Die casting has been used to form metal castings for many years and produces precise and finished parts which require little or no additional machining.
In die casting, a highly efficient process, a single piston and sleeve arrangement is used for supplying a metal, or metal alloy, to the casting apparatus. The piston is withdrawn to a position which uncovers an opening, or pouring hole, into which molten metal can be poured so as to partially fill a shot chamber formed by the sleeve and piston. The piston is then moved forward so as to force the molten metal into a die cavity. After the metal, or metal alloy, has solidified, the part is ejected from the die. If metal alloys are to be utilized in the die casting process, the materials thereof are alloyed in a separate process and the alloy is then carried to the die casting machine for insertion through the pouring holes of the shot chamber. It is thus mandatory that the metal, or metals, used be readily miscible in the liquid state.
Die casting, however, has not been used to produce metallic composite parts, i.e., parts which comprise a metal, or metal alloy, matrix to which an additional phase is added. The additional phase can be a polymer, a ceramic, glass, or another metal which is immiscible with the matrix metal or metal alloy. These parts are usually manufactured by using powder metallurgy (P/M) techniques in which the component powders are mixed in a blender, following which the blended mixture is pressed in a mold and sintered. Recently injection molding technology, whose application thus far has been limited only to polymeric materials, has been adopted as an alternative means for fabricating metallic, ceramic and cermet parts. In such technique, fine component powders (e.g., in the order of 10 microns) are mixed with thermoplastic binders in a blender until the mixture reaches a slurry-like consistency. The slurry is subsequently injected into a mold at a low hydrostatic pressure using a piston and shot sleeve arrangement. The molded parts are removed from the mold and placed in a furnace, the binder removed, and the parts sintered to higher densities.
While the above mentioned P/M and injection molding techniques are capable of fabricating metallic composite parts, they involve an initial, and separate, mixing or blending operation. In the cases of both conventional P/M or injection molding processes, solid component powders are used as the starting materials, the products being selected so that the composite can meet the requirement of a subsequent sintering step.

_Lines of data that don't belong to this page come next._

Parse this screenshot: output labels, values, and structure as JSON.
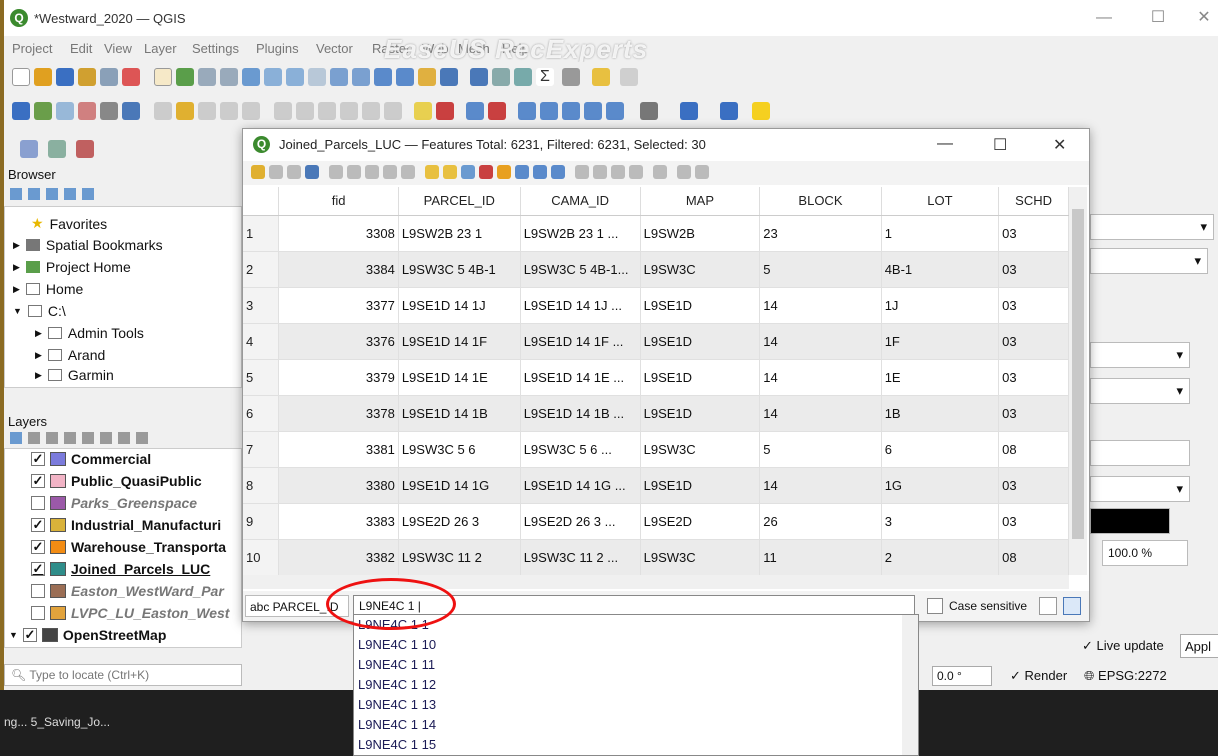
{
  "window": {
    "title": "*Westward_2020 — QGIS"
  },
  "watermark": "EaseUS RecExperts",
  "menu": [
    "Project",
    "Edit",
    "View",
    "Layer",
    "Settings",
    "Plugins",
    "Vector",
    "Raster",
    "Web",
    "Mesh",
    "Help"
  ],
  "browser": {
    "title": "Browser",
    "items": [
      "Favorites",
      "Spatial Bookmarks",
      "Project Home",
      "Home",
      "C:\\",
      "Admin Tools",
      "Arand",
      "Garmin"
    ]
  },
  "layers": {
    "title": "Layers",
    "items": [
      {
        "label": "Commercial",
        "checked": true,
        "color": "#7b7bdc",
        "bold": true
      },
      {
        "label": "Public_QuasiPublic",
        "checked": true,
        "color": "#f2b4c6",
        "bold": true
      },
      {
        "label": "Parks_Greenspace",
        "checked": false,
        "color": "#9b59a8",
        "bold": false
      },
      {
        "label": "Industrial_Manufacturi",
        "checked": true,
        "color": "#d9b23a",
        "bold": true
      },
      {
        "label": "Warehouse_Transporta",
        "checked": true,
        "color": "#f28c14",
        "bold": true
      },
      {
        "label": "Joined_Parcels_LUC",
        "checked": true,
        "color": "#2f8d8a",
        "bold": true
      },
      {
        "label": "Easton_WestWard_Par",
        "checked": false,
        "color": "#9b6e55",
        "bold": false
      },
      {
        "label": "LVPC_LU_Easton_West",
        "checked": false,
        "color": "#e2a33c",
        "bold": false
      },
      {
        "label": "OpenStreetMap",
        "checked": true,
        "color": "#444",
        "bold": true
      }
    ]
  },
  "locator": {
    "placeholder": "Type to locate (Ctrl+K)"
  },
  "attr_table": {
    "title": "Joined_Parcels_LUC — Features Total: 6231, Filtered: 6231, Selected: 30",
    "columns": [
      "fid",
      "PARCEL_ID",
      "CAMA_ID",
      "MAP",
      "BLOCK",
      "LOT",
      "SCHD"
    ],
    "rows": [
      [
        "1",
        "3308",
        "L9SW2B 23 1",
        "L9SW2B 23 1   ...",
        "L9SW2B",
        "23",
        "1",
        "03"
      ],
      [
        "2",
        "3384",
        "L9SW3C 5  4B-1",
        "L9SW3C 5  4B-1...",
        "L9SW3C",
        "5",
        "4B-1",
        "03"
      ],
      [
        "3",
        "3377",
        "L9SE1D 14 1J",
        "L9SE1D 14 1J   ...",
        "L9SE1D",
        "14",
        "1J",
        "03"
      ],
      [
        "4",
        "3376",
        "L9SE1D 14 1F",
        "L9SE1D 14 1F   ...",
        "L9SE1D",
        "14",
        "1F",
        "03"
      ],
      [
        "5",
        "3379",
        "L9SE1D 14 1E",
        "L9SE1D 14 1E   ...",
        "L9SE1D",
        "14",
        "1E",
        "03"
      ],
      [
        "6",
        "3378",
        "L9SE1D 14 1B",
        "L9SE1D 14 1B   ...",
        "L9SE1D",
        "14",
        "1B",
        "03"
      ],
      [
        "7",
        "3381",
        "L9SW3C 5  6",
        "L9SW3C 5  6     ...",
        "L9SW3C",
        "5",
        "6",
        "08"
      ],
      [
        "8",
        "3380",
        "L9SE1D 14 1G",
        "L9SE1D 14 1G   ...",
        "L9SE1D",
        "14",
        "1G",
        "03"
      ],
      [
        "9",
        "3383",
        "L9SE2D 26 3",
        "L9SE2D 26 3     ...",
        "L9SE2D",
        "26",
        "3",
        "03"
      ],
      [
        "10",
        "3382",
        "L9SW3C 11 2",
        "L9SW3C 11 2    ...",
        "L9SW3C",
        "11",
        "2",
        "08"
      ]
    ],
    "filter_field": "abc PARCEL_ID",
    "filter_value": "L9NE4C 1 |",
    "case_sensitive_label": "Case sensitive"
  },
  "suggestions": [
    "L9NE4C 1  1",
    "L9NE4C 1  10",
    "L9NE4C 1  11",
    "L9NE4C 1  12",
    "L9NE4C 1  13",
    "L9NE4C 1  14",
    "L9NE4C 1  15"
  ],
  "right_dock": {
    "opacity": "100.0 %",
    "live_update": "Live update",
    "apply": "Appl"
  },
  "status": {
    "rotation": "0.0 °",
    "render": "Render",
    "crs": "EPSG:2272"
  },
  "taskbar": {
    "item": "ng... 5_Saving_Jo..."
  }
}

It would be desirable to devise an appropriate technique and apparatus for permitting both the mixing of materials in a molten, or a slurry, state to form metallic composite materials (i.e., a combination of metals, or metal alloys, with glass, polymers and/or ceramics) and the casting of articles from said mixed materials in a single apparatus in a substantially continuous operation. In that way the apparatus can both fabricate the desired metallic composite material and cast the finished parts in one overall and cost effective operation, particularly when compared to P/M and injection molding techniques.